Qu’est-ce qu’une émulsion cosmétique ?

Qu’est-ce qu’une émulsion cosmétique ?

La définition d’un produit cosmétique a été établie lors de la rédaction de la loi française de 1975 imposant une réglementation des produits cosmétiques à la suite d’une intoxication grave, puis a été reprise, sous la tournure ci-dessous, par la Directive cosmétique européenne 76/768, amendée depuis de nombreuses fois sans que la définition ne change (Martini, 2011): « On entend par produit cosmétique toute substance ou préparation destinée à être mise en contact avec les diverses parties superficielles du corps humain (épiderme, système pileux et capillaire, ongles, lèvres et organes génitaux externes) ou avec les dents et les muqueuses buccales, en vue exclusivement ou principalement de les nettoyer, de les parfumer, d’en modifier l’aspect et/ou de corriger les odeurs corporelles et/ou de les protéger ou de les maintenir en bon état ».
Les émulsions sont des systèmes complexes et appartiennent à la famille des systèmes dispersés. Elles sont le résultat d’une dispersion d’un liquide, sous forme de fines gouttelettes, dans un autre liquide. Ces derniers sont non-miscibles. L’un est hydrophobe ou lipophile et est couramment appelé « phase huileuse » ou « phase grasse » et l’autre, hydrophile, est désigné en tant que «phase aqueuse». Le liquide sous forme de gouttelettes est qualifié de phase dispersée, phase discontinue ou encore phase interne tandis que l’autre liquide est la phase dispersante, phase continue ou phase externe. En fonction du domaine d’utilisation de l’émulsion (alimentaire, pharmaceutique, cosmétique ou autre), ces phases peuvent contenir différentes substances, lipophiles ou hydrophiles, distribuées entre elles suivant leur solubilité, pour conférer au produit diverses propriétés (augmentation de la durée de conservation, modification de la texture…). Il existe deux types d’émulsions dites simples, i.e. ne contenant que deux phases : les émulsions huile dans eau (H/E) pour lesquelles la phase grasse est dispersée dans la phase aqueuse, les émulsions eau dans huile (E/H) qui sont une dispersion de la phase aqueuse dans la phase huileuse.
La dispersion d’une phase dans l’autre nécessite l’ajout d’un émulsifiant, souvent des petites molécules amphiphiles appelées tensioactifs ou agents de surface, qui forme un film interfacial autour des globules de phase dispersée.

Stabilité et instabilité des émulsions

Du fait de leur nature, les émulsions sont thermodynamiquement instables.
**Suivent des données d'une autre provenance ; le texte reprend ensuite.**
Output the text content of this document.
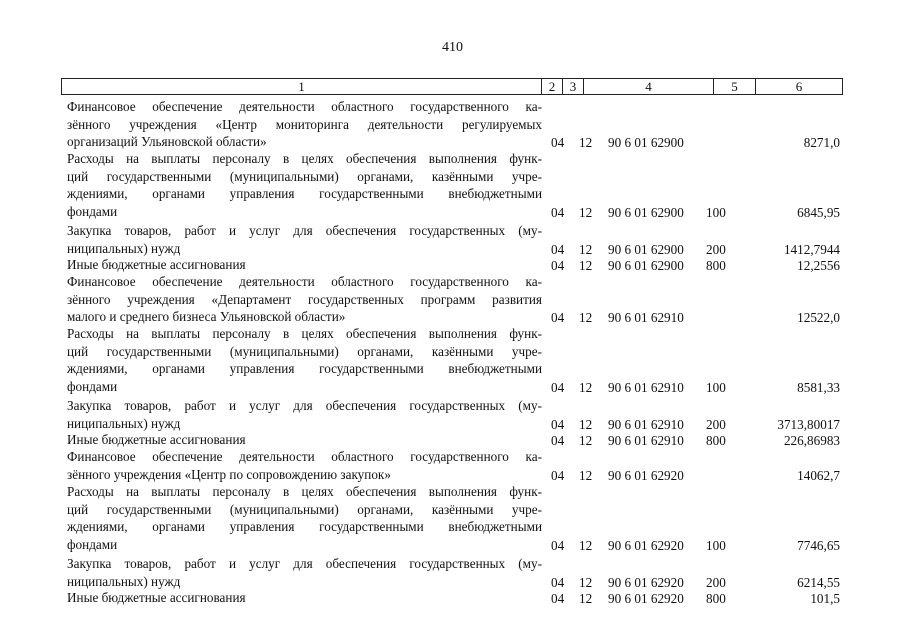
410
1	2	3	4	5	6
Финансовое обеспечение деятельности областного государственного ка-
зённого учреждения «Центр мониторинга деятельности регулируемых
организаций Ульяновской области»	04 12 90 6 01 62900	8271,0
Расходы на выплаты персоналу в целях обеспечения выполнения функ-
ций государственными (муниципальными) органами, казёнными учре-
ждениями, органами управления государственными внебюджетными
фондами	04 12 90 6 01 62900 100	6845,95
Закупка товаров, работ и услуг для обеспечения государственных (му-
ниципальных) нужд	04 12 90 6 01 62900 200	1412,7944
Иные бюджетные ассигнования	04 12 90 6 01 62900 800	12,2556
Финансовое обеспечение деятельности областного государственного ка-
зённого учреждения «Департамент государственных программ развития
малого и среднего бизнеса Ульяновской области»	04 12 90 6 01 62910	12522,0
Расходы на выплаты персоналу в целях обеспечения выполнения функ-
ций государственными (муниципальными) органами, казёнными учре-
ждениями, органами управления государственными внебюджетными
фондами	04 12 90 6 01 62910 100	8581,33
Закупка товаров, работ и услуг для обеспечения государственных (му-
ниципальных) нужд	04 12 90 6 01 62910 200	3713,80017
Иные бюджетные ассигнования	04 12 90 6 01 62910 800	226,86983
Финансовое обеспечение деятельности областного государственного ка-
зённого учреждения «Центр по сопровождению закупок»	04 12 90 6 01 62920	14062,7
Расходы на выплаты персоналу в целях обеспечения выполнения функ-
ций государственными (муниципальными) органами, казёнными учре-
ждениями, органами управления государственными внебюджетными
фондами	04 12 90 6 01 62920 100	7746,65
Закупка товаров, работ и услуг для обеспечения государственных (му-
ниципальных) нужд	04 12 90 6 01 62920 200	6214,55
Иные бюджетные ассигнования	04 12 90 6 01 62920 800	101,5
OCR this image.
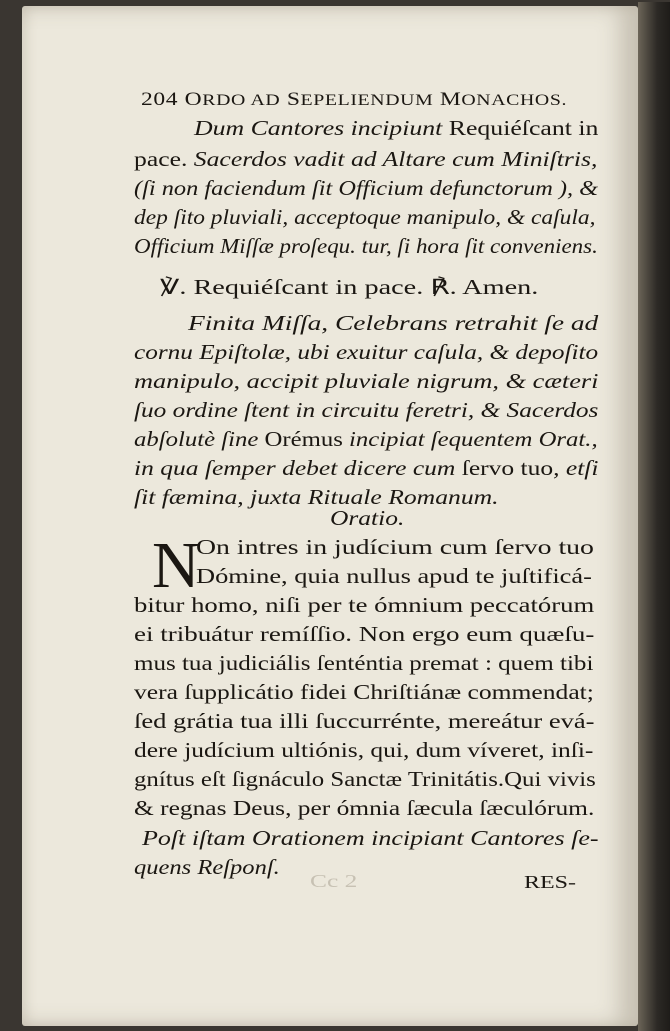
204 ORDO AD SEPELIENDUM MONACHOS.
Dum Cantores incipiunt Requiéſcant in
pace. Sacerdos vadit ad Altare cum Miniſtris,
(ſi non faciendum ſit Officium defunctorum ), &
dep ſito pluviali, acceptoque manipulo, & caſula,
Officium Miſſæ proſequ. tur, ſi hora ſit conveniens.
℣. Requiéſcant in pace. ℟. Amen.
Finita Miſſa, Celebrans retrahit ſe ad
cornu Epiſtolæ, ubi exuitur caſula, & depoſito
manipulo, accipit pluviale nigrum, & cæteri
ſuo ordine ſtent in circuitu feretri, & Sacerdos
abſolutè ſine Orémus incipiat ſequentem Orat.,
in qua ſemper debet dicere cum ſervo tuo, etſi
ſit fæmina, juxta Rituale Romanum.
Oratio.
On intres in judícium cum ſervo tuo
Dómine, quia nullus apud te juſtificá-
bitur homo, niſi per te ómnium peccatórum
ei tribuátur remíſſio. Non ergo eum quæſu-
mus tua judiciális ſenténtia premat : quem tibi
vera ſupplicátio fidei Chriſtiánæ commendat;
ſed grátia tua illi ſuccurrénte, mereátur evá-
dere judícium ultiónis, qui, dum víveret, inſi-
gnítus eſt ſignáculo Sanctæ Trinitátis.Qui vivis
& regnas Deus, per ómnia ſæcula ſæculórum.
Poſt iſtam Orationem incipiant Cantores ſe-
quens Reſponſ.
Cc 2	RES-
N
Les collisions, lors desquelles les gouttelettes peuvent soit rebondir soit s’agréger, ont des causes diverses selon les conditions dans lesquelles est placée l’émulsion.
Les phénomènes de déstabilisation fréquemment rencontrés dans les émulsions cosmétiques sont relativement nombreux et bien décrits dans la littérature:
le crémage ou la sédimentation provoquent une séparation gravitationnelle en fonction de la densité de la phase dispersée, la floculation est le passage d’un système dispersé à un système non-dispersé dans lequel existent des agrégats appelés flocs, elle peut être due : aux forces attractives présentes dans le système ; à un déficit en tensioactif, par exemple, ce qui induit une séparation de phase, encore appelée floculation par pontage ; à l’écoulement du solvant hors de la région entre deux gouttelettes du fait d’une différence de pression osmotique, c’est la floculation par déplétion, la coalescence consiste en la rupture du film présent entre deux gouttelettes au point
de contact et la formation d’une plus grosse gouttelette, le mûrissement d’Ostwald représente la diffusion du contenu des petites gouttelettes vers les plus grandes gouttelettes via la phase externe, à cause d’une tension interfaciale élevée, d’une phase dispersée soluble ou d’une différence de pression de Laplace élevée, jusqu’à disparition complète des petites gouttelettes qui entraîne une augmentation de la taille moyenne des gouttelettes dispersés dans l’émulsion, l’inversion de phase pour laquelle une émulsion E/H se transforme en H/E et inversement due à un mauvais choix de matières premières et notamment de tensioactif ou à une augmentation de la température.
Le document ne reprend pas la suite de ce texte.